Why Does Gray Water Matter?
Viewed narrowly, Gray Water systems don’t look that important. A low flow showerhead can save water with less effort. A septic system can treat Gray Water almost as well. But when you look at the whole picture-how everything connects-the keystone importance of Gray Water is revealed.

Ecological systems design is about context, and integration between systems. The entirety of integrated, ecological design can be reduced to one sentence: do what's appropriate for the context.

Ecological systems-rainwater harvesting, runoff management, passive solar, composting toilets, edible landscaping-all of these are more context sensitive than their counterparts in conventional practice; that's most of what makes them more ecological.

Gray Water systems are more context sensitive than any other manmade ecological system, and more connected to more other systems.

Get the Gray Water just right, and you’ve got the whole package right—and that matters. Many people and organizations instinctively recognize that Gray Water is the ideal test case for the transition to a new way of regulating and building that is appropriate to a post-peak resource, mature civilization.
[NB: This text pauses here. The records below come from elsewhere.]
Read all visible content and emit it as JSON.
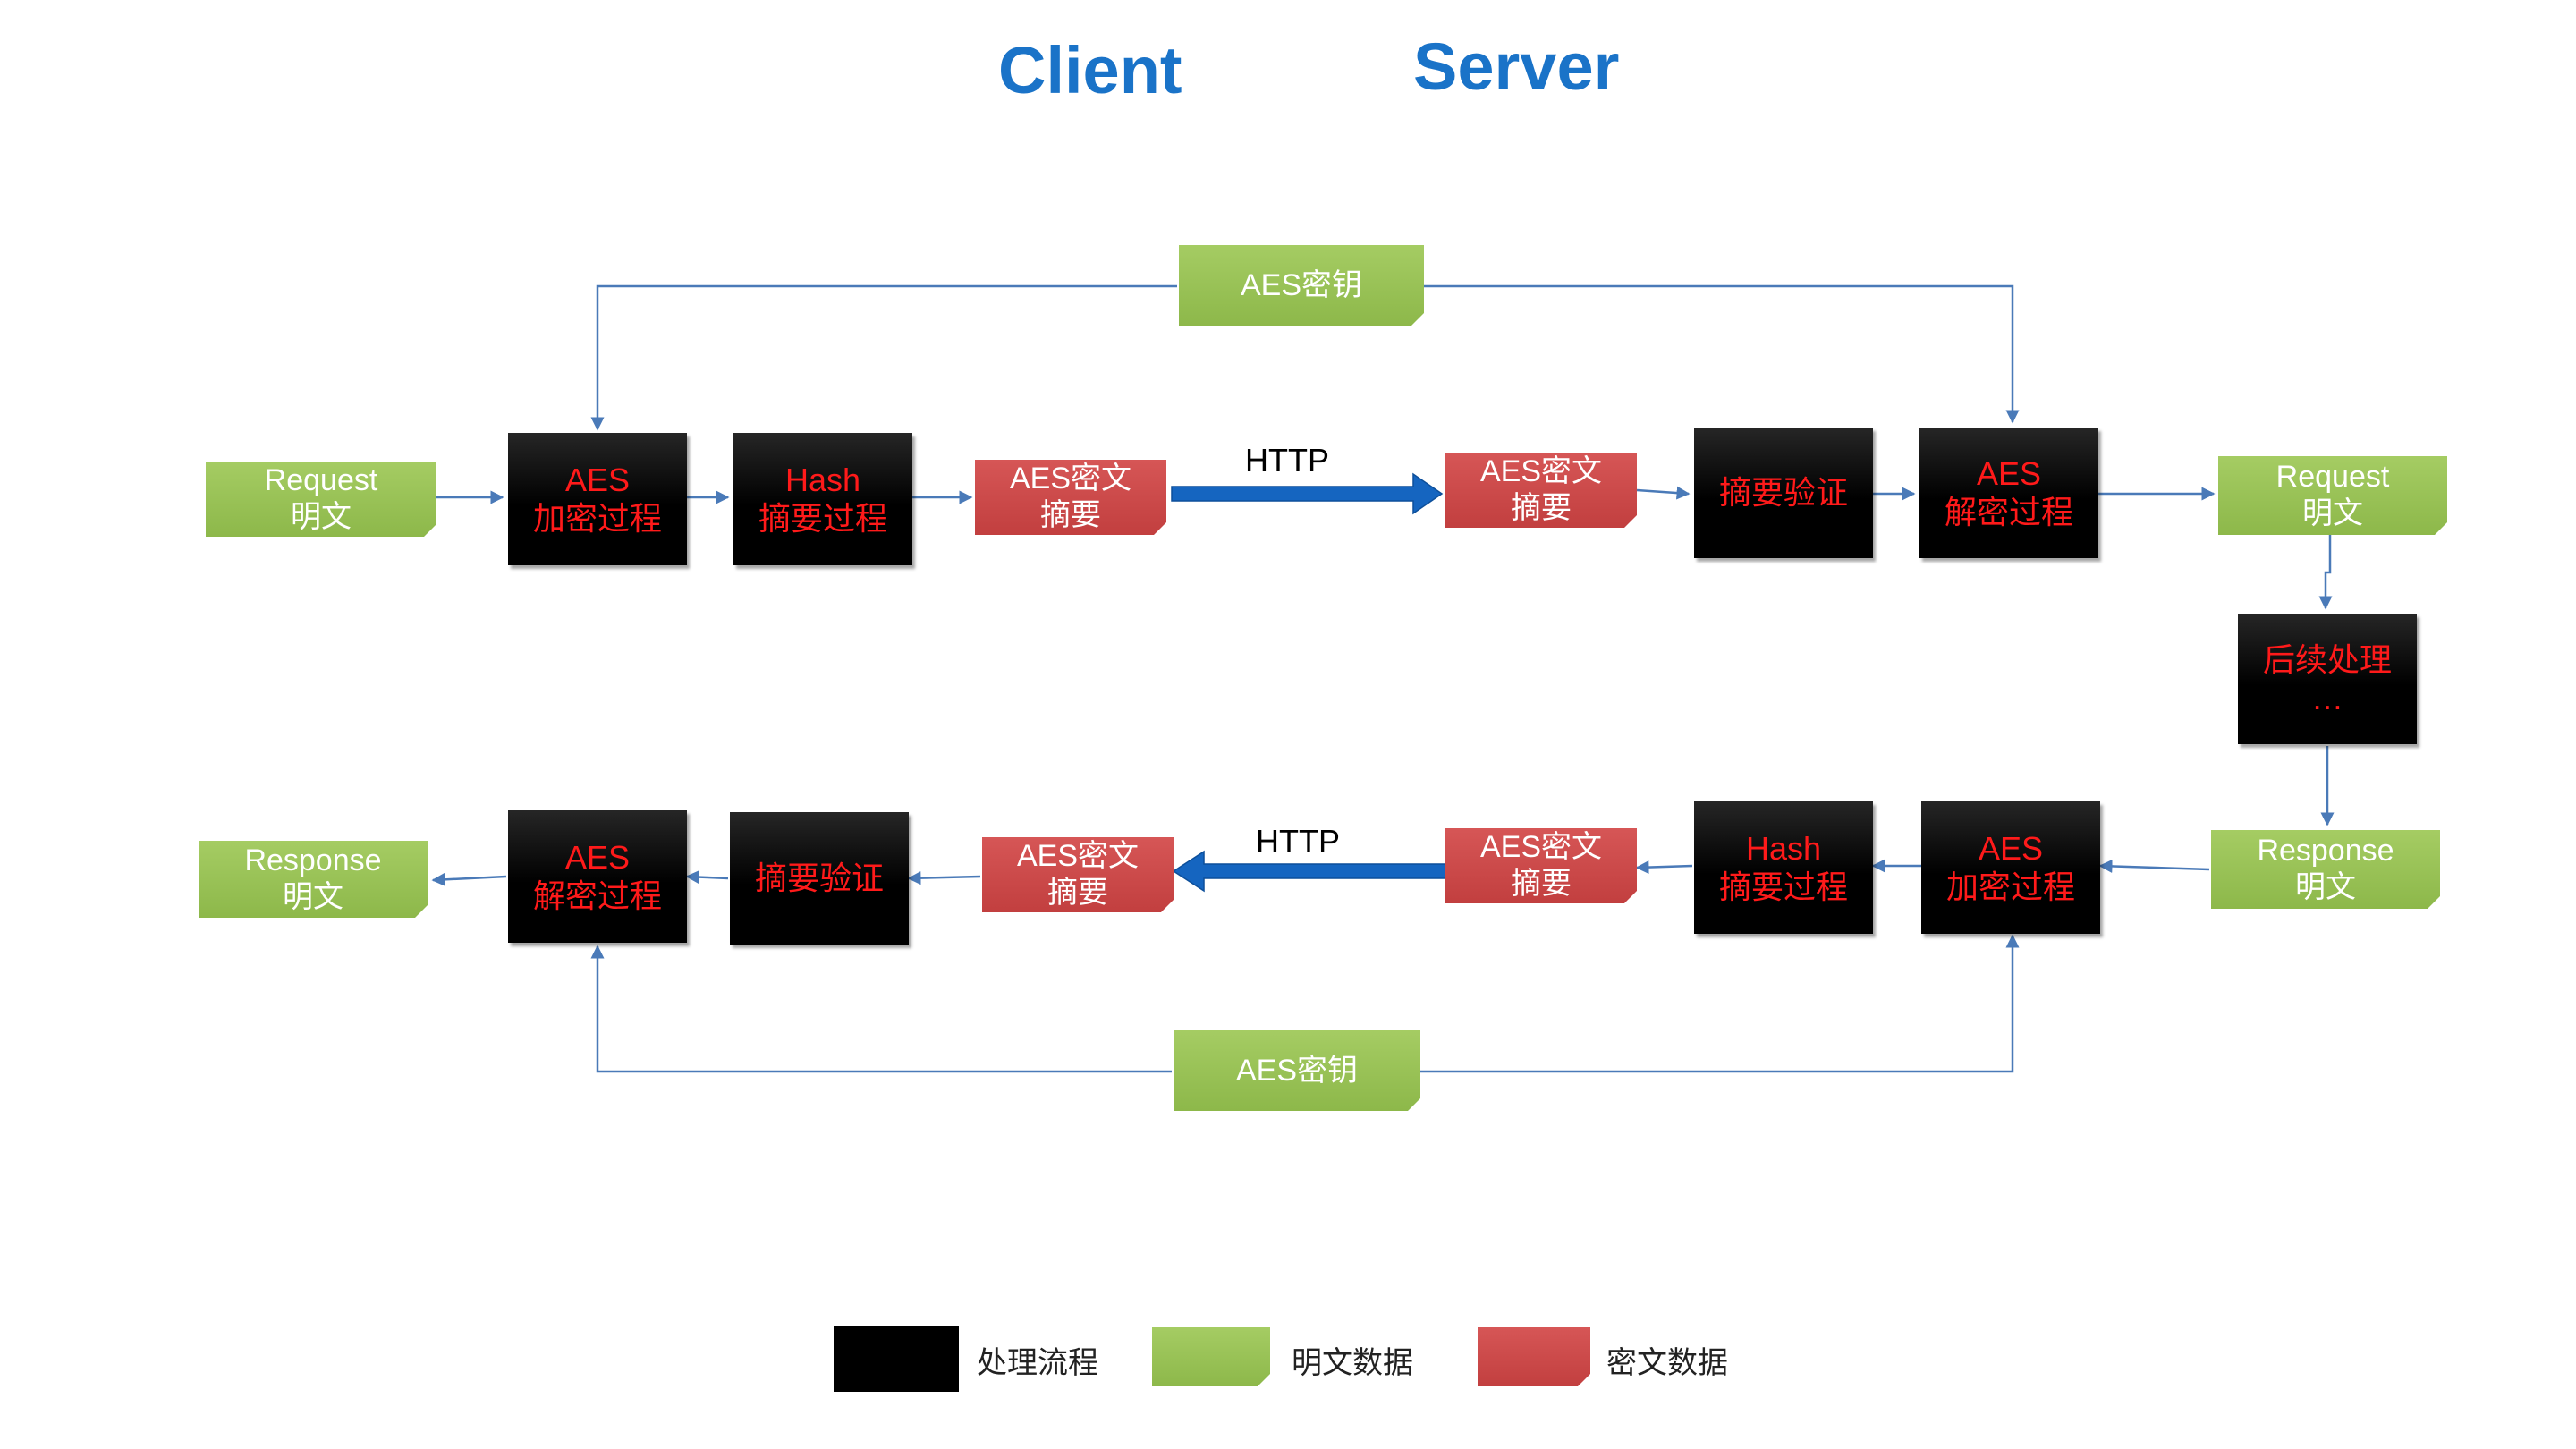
{
  "titles": {
    "client": "Client",
    "server": "Server"
  },
  "colors": {
    "title": "#1a73c8",
    "process_text": "#ff1a1a",
    "plain": "#9bc356",
    "cipher": "#cc4a4a",
    "connector": "#4a7ab8",
    "http_arrow": "#1565c0"
  },
  "top_flow": {
    "key": "AES密钥",
    "request_plain": {
      "line1": "Request",
      "line2": "明文"
    },
    "encrypt": {
      "line1": "AES",
      "line2": "加密过程"
    },
    "hash": {
      "line1": "Hash",
      "line2": "摘要过程"
    },
    "cipher_client": {
      "line1": "AES密文",
      "line2": "摘要"
    },
    "http": "HTTP",
    "cipher_server": {
      "line1": "AES密文",
      "line2": "摘要"
    },
    "verify": "摘要验证",
    "decrypt": {
      "line1": "AES",
      "line2": "解密过程"
    },
    "request_plain_server": {
      "line1": "Request",
      "line2": "明文"
    }
  },
  "middle": {
    "line1": "后续处理",
    "line2": "…"
  },
  "bottom_flow": {
    "response_plain_server": {
      "line1": "Response",
      "line2": "明文"
    },
    "encrypt": {
      "line1": "AES",
      "line2": "加密过程"
    },
    "hash": {
      "line1": "Hash",
      "line2": "摘要过程"
    },
    "cipher_server": {
      "line1": "AES密文",
      "line2": "摘要"
    },
    "http": "HTTP",
    "cipher_client": {
      "line1": "AES密文",
      "line2": "摘要"
    },
    "verify": "摘要验证",
    "decrypt": {
      "line1": "AES",
      "line2": "解密过程"
    },
    "response_plain_client": {
      "line1": "Response",
      "line2": "明文"
    },
    "key": "AES密钥"
  },
  "legend": {
    "process": "处理流程",
    "plain": "明文数据",
    "cipher": "密文数据"
  }
}
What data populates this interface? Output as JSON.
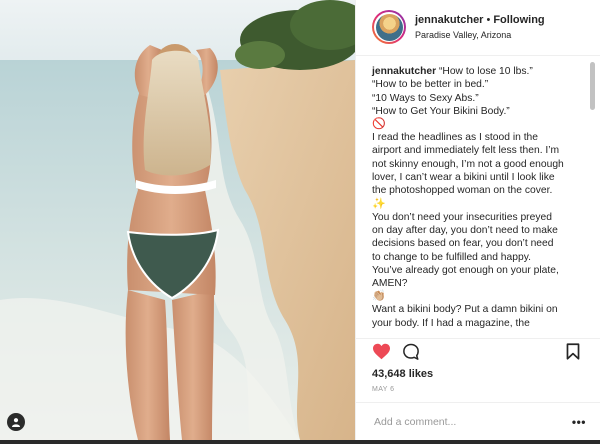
{
  "header": {
    "username": "jennakutcher",
    "separator": "•",
    "follow_status": "Following",
    "location": "Paradise Valley, Arizona"
  },
  "caption": {
    "username": "jennakutcher",
    "lines": [
      "“How to lose 10 lbs.”",
      "“How to be better in bed.”",
      "“10 Ways to Sexy Abs.”",
      "“How to Get Your Bikini Body.”",
      "🚫",
      "I read the headlines as I stood in the",
      "airport and immediately felt less then. I’m",
      "not skinny enough, I’m not a good enough",
      "lover, I can’t wear a bikini until I look like",
      "the photoshopped woman on the cover.",
      "✨",
      "You don’t need your insecurities preyed",
      "on day after day, you don’t need to make",
      "decisions based on fear, you don’t need",
      "to change to be fulfilled and happy.",
      "You’ve already got enough on your plate,",
      "AMEN?",
      "👏🏼",
      "Want a bikini body? Put a damn bikini on",
      "your body. If I had a magazine, the"
    ]
  },
  "actions": {
    "like_icon": "heart-filled-icon",
    "comment_icon": "comment-bubble-icon",
    "save_icon": "bookmark-icon"
  },
  "likes": "43,648 likes",
  "date": "MAY 6",
  "comment": {
    "placeholder": "Add a comment...",
    "more_label": "•••"
  },
  "photo": {
    "tag_icon": "user-tag-icon"
  },
  "colors": {
    "like": "#ed4956",
    "text": "#262626",
    "muted": "#999999",
    "border": "#efefef"
  }
}
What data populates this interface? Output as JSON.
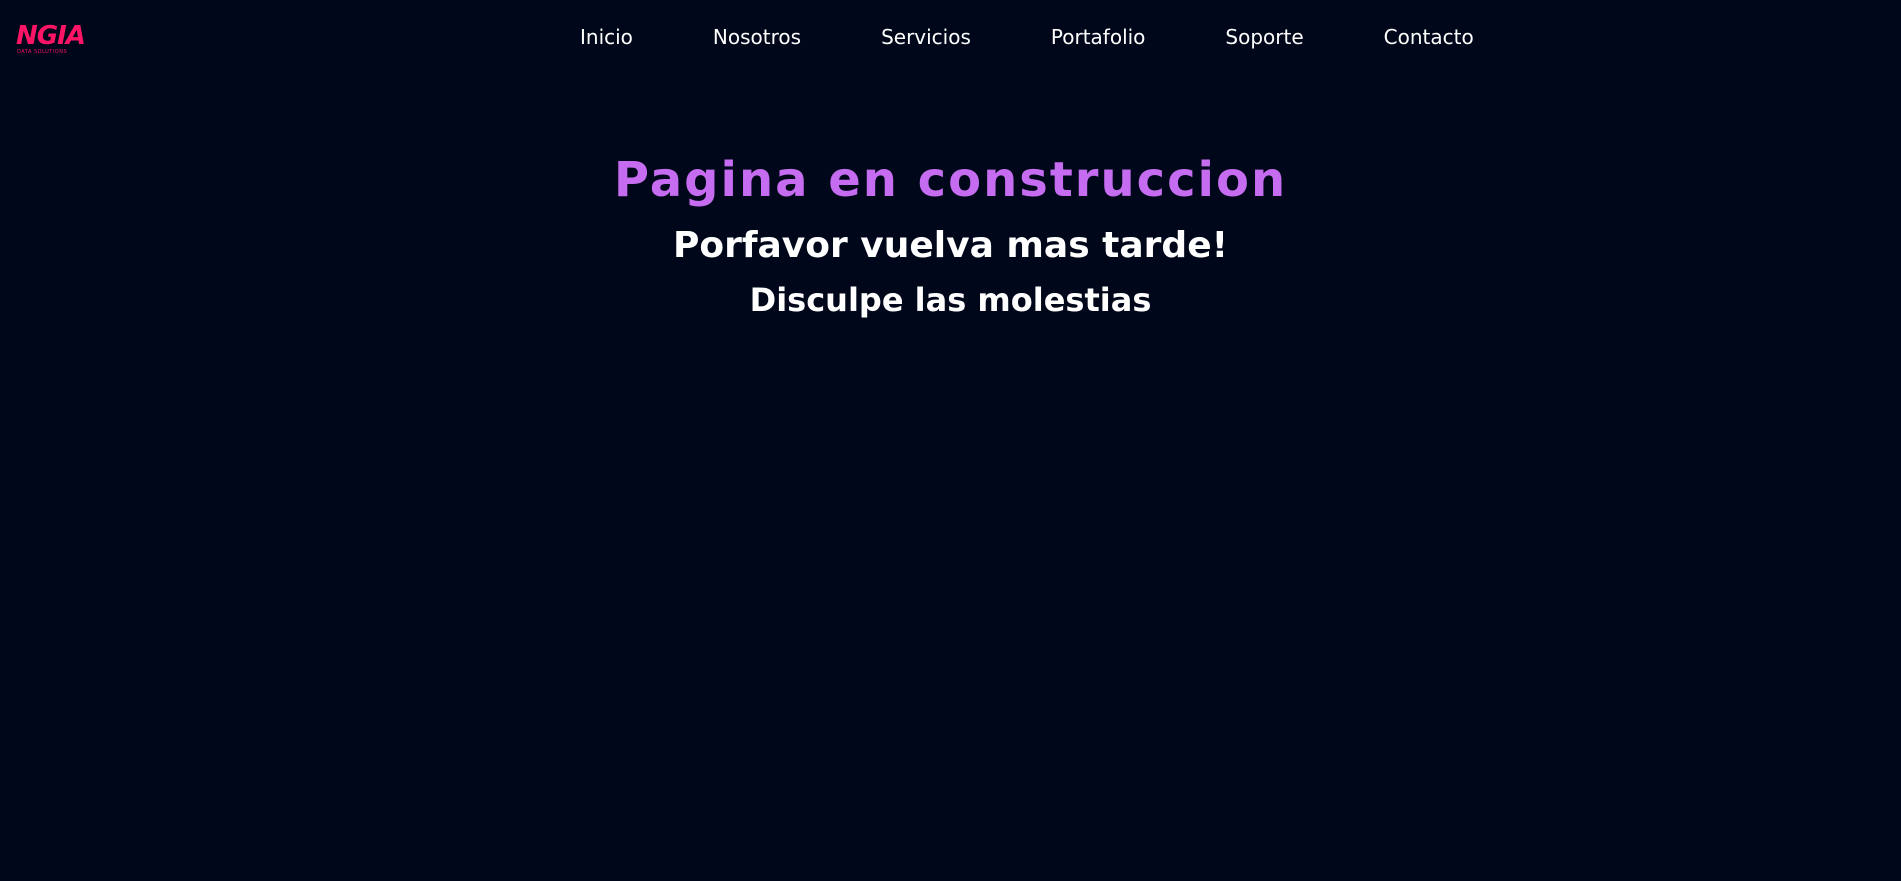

The US Green Building Council, the City of Santa Barbara, CA, Oregon ReCode, and SLO Green Build are among those organizations which independently chose Gray Water standards as the technology with which to launch their programs of regulatory reform.

Is Gray Water reuse safe?
Yes, there are eight million Gray Water systems in the US with 22 million users. In 60 years, there has been one billion system user-years of exposure, yet there has not been one documented case of Gray Water transmitted illness.

(In contrast, 400 Americans get hit by lightning each year.)